US Treasury debt prices retreated on Tuesday as the market's downward technical momentum was accentuated by a bounce in consumer confidence to three-year highs and a sharp pullback in oil prices. Investors were also reluctant to buy bonds ahead of a two-day Federal Reserve meeting that many feared could bring more of the same dogged economic optimism market participants have come to expect from US central bankers.
Bond bulls were particularly worried that policy-makers would dash hopes of a near-term pause in interest rate hikes in their post-meeting statement, to be published on Thursday.
"We don't think they'll give any hint of a pause," said David Ging, fixed-income strategist at Credit Suisse First Boston. "The market's reaction will depend on just how hawkish they sound.

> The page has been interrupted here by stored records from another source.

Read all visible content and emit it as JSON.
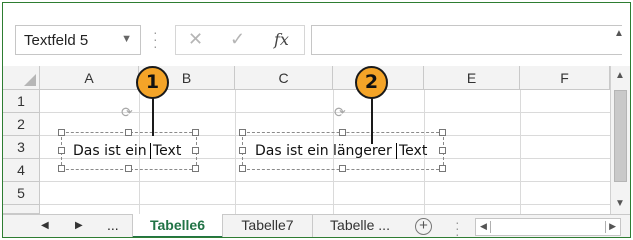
{
  "name_box": {
    "value": "Textfeld 5"
  },
  "formula_bar": {
    "cancel_glyph": "✕",
    "enter_glyph": "✓",
    "fx_label": "fx",
    "value": ""
  },
  "columns": [
    "A",
    "B",
    "C",
    "D",
    "E",
    "F"
  ],
  "rows": [
    "1",
    "2",
    "3",
    "4",
    "5"
  ],
  "textboxes": [
    {
      "text": "Das ist ein",
      "text_after": "Text"
    },
    {
      "text": "Das ist ein längerer",
      "text_after": "Text"
    }
  ],
  "callouts": [
    "1",
    "2"
  ],
  "sheet_tabs": {
    "overflow_label": "...",
    "tabs": [
      {
        "label": "Tabelle6",
        "active": true
      },
      {
        "label": "Tabelle7",
        "active": false
      },
      {
        "label": "Tabelle ...",
        "active": false
      }
    ],
    "add_label": "+"
  },
  "colors": {
    "accent_green": "#217346",
    "callout_fill": "#f4a428"
  }
}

For now, it's technical factors more than anything else."
Indeed, the market was caught up in a technical tug-of-war, with trading bound by key chart barriers that left benchmark yields in a range between 3.90 to 3.94 percent.

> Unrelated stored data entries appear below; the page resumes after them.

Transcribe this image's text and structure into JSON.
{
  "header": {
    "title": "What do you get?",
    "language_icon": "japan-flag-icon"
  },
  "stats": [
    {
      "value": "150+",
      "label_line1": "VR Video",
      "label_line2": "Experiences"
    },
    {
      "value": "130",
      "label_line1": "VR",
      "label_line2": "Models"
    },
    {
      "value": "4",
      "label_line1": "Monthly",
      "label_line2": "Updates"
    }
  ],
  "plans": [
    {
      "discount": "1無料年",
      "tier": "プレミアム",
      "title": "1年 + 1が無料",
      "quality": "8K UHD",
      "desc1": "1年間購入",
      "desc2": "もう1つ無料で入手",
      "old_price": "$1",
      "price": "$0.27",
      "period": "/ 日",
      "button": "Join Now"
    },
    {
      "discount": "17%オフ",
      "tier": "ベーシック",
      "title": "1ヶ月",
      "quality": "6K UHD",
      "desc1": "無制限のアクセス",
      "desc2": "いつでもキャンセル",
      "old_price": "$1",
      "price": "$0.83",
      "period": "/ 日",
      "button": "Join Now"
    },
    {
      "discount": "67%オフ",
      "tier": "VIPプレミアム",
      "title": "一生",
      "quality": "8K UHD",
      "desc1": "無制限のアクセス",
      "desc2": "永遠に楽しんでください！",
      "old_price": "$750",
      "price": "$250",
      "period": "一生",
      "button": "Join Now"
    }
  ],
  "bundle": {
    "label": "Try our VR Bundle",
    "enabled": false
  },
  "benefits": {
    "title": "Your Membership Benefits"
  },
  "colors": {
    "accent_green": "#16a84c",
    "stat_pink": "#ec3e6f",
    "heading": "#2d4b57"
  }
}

Tuesday's sell-off had taken benchmark 10-year notes 16/32 lower in price for a yield of 3.97 percent, compared with 3.91 percent on Monday.
A switch into equities, which managed to turn positive for the first time in a week, was also attracting investment dollars away from safe-haven Treasuries, traders said.

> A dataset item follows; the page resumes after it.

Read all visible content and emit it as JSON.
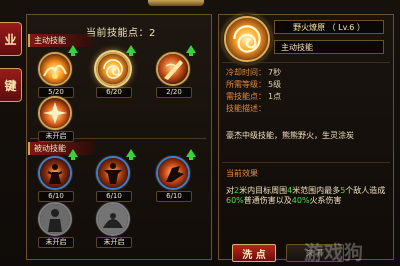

Volatile oil markets remained on traders' horizon, with the latest pullback in crude costs helping to deflate fixed-income markets.
Five-year notes lost 10/32 and were yielding 3.76 percent, up from 3.69 percent. The 30-year bond was off 28/32 for a yield of 4.25 percent, while two-year notes dipped 4/32 to yield 3.65 percent.
Still, traders noted that a barrel of crude above $58 a barrel was still likely to have a detrimental impact on US growth, and is therefore supportive of Treasuries.
Yet the reality of soaring energy costs has yet to catch up with American consumers, who remained chipper in June despite a renewed pick up in gasoline costs.
US consumer confidence jumped in June to its highest level since mid-2002, according to data from
The Conference Board. The index climbed to 105.8 in June from 103.1 in May, outpacing Wall Street forecasts for an increase to 104.0.
The percentage of respondents reporting jobs were hard to get fell to 22.6 from 24.1 - a positive signal for the labor market, but bad news for bonds.
"Weaker oil and better consumer confidence numbers are pressuring bonds and buoying stocks today," said Andrew Brenner, head of fixed-income at Investec US "We see very little incentive to buy in front of the Fed meeting."
Analysts have grown wary of paying too much attention to sentiment surveys in recent years since those figures have shown only a marginal correlation to actual spending patterns.